In strict terms, it is wrong to say ‘They invited you and I to the dance’. They did not. ‘They invited you and me to the dance’. You do not say ‘Pass the book to I’, or at least you do not say that currently. And yet the use of ‘you and I’ in that way has become almost standard and can be heard on the lips of people you might have imagined knew all about the accusative case.

These things are catching, and I suspect in a few years’ time it will become technicall­y acceptable to use expression­s such as ‘Here’s something for you and I’. The skies will not fall, of course, as in language terms there is already very little supporting the sky, but the change is awkward for those brought up on the accusative.

A positive aspect of linguistic change, of course, is the new word ‘department’. Neologisms are fascinatin­g and are all the more common in times of rapid technologi­cal or social change (i.e. now). Usually they happen because something has happened that requires a new word. To google somebody arose because that’s what people were actually doing, and google is a great word. It is precise, unpretenti­ous, and as useful as another proprietar­y verb, to hoover.

Googling has also spawned an etiquette. It used to be rude to tell people that you had googled them; nowadays it’s rude not to google somebody, as it implies that they are not worth googling. Googling, by the way, is helpful when you are going to a dinner party and you know nothing about your fellow guests other than their names. In such cases do a preliminar­y Google search by typing in the name and then the simple search term ‘scandal’. Or possibly ‘recently released’, or something similar. That will enable you to identify in advance the topics from which you should steer clear at the dinner table.

Sometimes new words are deliberate­ly created. Ben Schott, progenitor of Schott’s Miscellany, compiled a remarkable book of German composite nouns that do not actually exist, but should. Mahlneid, literally ‘meal envy’, is an example of a Schottism. That is the word to describe the feeling you experience on seeing the waiter carrying past another diner’s order which looks far nicer than that which you have ordered yourself. Who has not experience­d mahlneid in a restaurant? Now you have a word to describe the feeling.

Then there is solastalgi­a. This word was invented by an Australian professor who wanted to describe the feeling of sadness that comes about when the physical landscape around you is changed too rapidly. He discovered whole communitie­s experienci­ng solastalgi­a when hills were removed by strip mining or drought killed their gardens. It is an important and useful word.

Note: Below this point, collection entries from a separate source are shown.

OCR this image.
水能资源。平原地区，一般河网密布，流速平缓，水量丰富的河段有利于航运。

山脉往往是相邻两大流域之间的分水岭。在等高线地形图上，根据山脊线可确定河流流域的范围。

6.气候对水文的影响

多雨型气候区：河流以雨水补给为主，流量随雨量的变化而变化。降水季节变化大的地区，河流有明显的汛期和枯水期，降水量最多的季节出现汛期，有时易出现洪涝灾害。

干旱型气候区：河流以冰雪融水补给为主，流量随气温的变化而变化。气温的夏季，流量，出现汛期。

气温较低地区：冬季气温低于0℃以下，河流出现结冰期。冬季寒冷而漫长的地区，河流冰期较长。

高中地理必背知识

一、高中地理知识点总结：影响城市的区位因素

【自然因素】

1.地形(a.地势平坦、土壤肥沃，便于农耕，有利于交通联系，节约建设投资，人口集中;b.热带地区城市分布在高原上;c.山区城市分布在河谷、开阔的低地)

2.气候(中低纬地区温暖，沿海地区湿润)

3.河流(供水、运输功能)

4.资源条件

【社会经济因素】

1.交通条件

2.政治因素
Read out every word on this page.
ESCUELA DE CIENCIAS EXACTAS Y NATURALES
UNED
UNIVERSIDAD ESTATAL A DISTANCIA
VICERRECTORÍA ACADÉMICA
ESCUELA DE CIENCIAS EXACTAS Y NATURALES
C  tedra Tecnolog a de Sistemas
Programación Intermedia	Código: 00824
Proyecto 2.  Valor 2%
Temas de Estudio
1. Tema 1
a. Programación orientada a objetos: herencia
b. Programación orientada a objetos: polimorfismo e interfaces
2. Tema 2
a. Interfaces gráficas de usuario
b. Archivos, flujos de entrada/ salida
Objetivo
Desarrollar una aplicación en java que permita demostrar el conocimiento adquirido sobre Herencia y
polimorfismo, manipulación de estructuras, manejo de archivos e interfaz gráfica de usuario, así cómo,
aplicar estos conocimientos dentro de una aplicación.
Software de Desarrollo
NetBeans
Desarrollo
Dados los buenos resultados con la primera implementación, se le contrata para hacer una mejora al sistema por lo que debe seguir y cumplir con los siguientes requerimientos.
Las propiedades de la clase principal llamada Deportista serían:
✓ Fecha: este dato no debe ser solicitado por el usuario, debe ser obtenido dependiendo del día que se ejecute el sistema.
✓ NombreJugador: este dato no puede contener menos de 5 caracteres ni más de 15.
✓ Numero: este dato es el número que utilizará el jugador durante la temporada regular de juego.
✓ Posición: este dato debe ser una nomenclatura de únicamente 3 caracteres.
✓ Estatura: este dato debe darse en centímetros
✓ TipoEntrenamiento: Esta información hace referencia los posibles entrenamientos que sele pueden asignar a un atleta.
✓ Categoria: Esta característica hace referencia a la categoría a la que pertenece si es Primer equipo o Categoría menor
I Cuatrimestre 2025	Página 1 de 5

Sometimes new words or expression­s may be borrowed. One we might take from Botswana is ‘becoming late’. That means ‘to die’, but, like all the euphemisms associated with the inevitable, this is somehow gentler. It is much better than the American ‘passing’.

And how about ‘disferred’? That currently does not exist, but should. It means to prefer something not to happen. In the Savile Club in London there used to be a sign on the breakfast table: ‘Conversati­on not preferred’. That was clear enough, but was perhaps a bit coy. Conversati­on disferred is sterner, and more inhibiting.

It would make a good message to put on a lapel button to be worn at parties. Well, not every party, just some.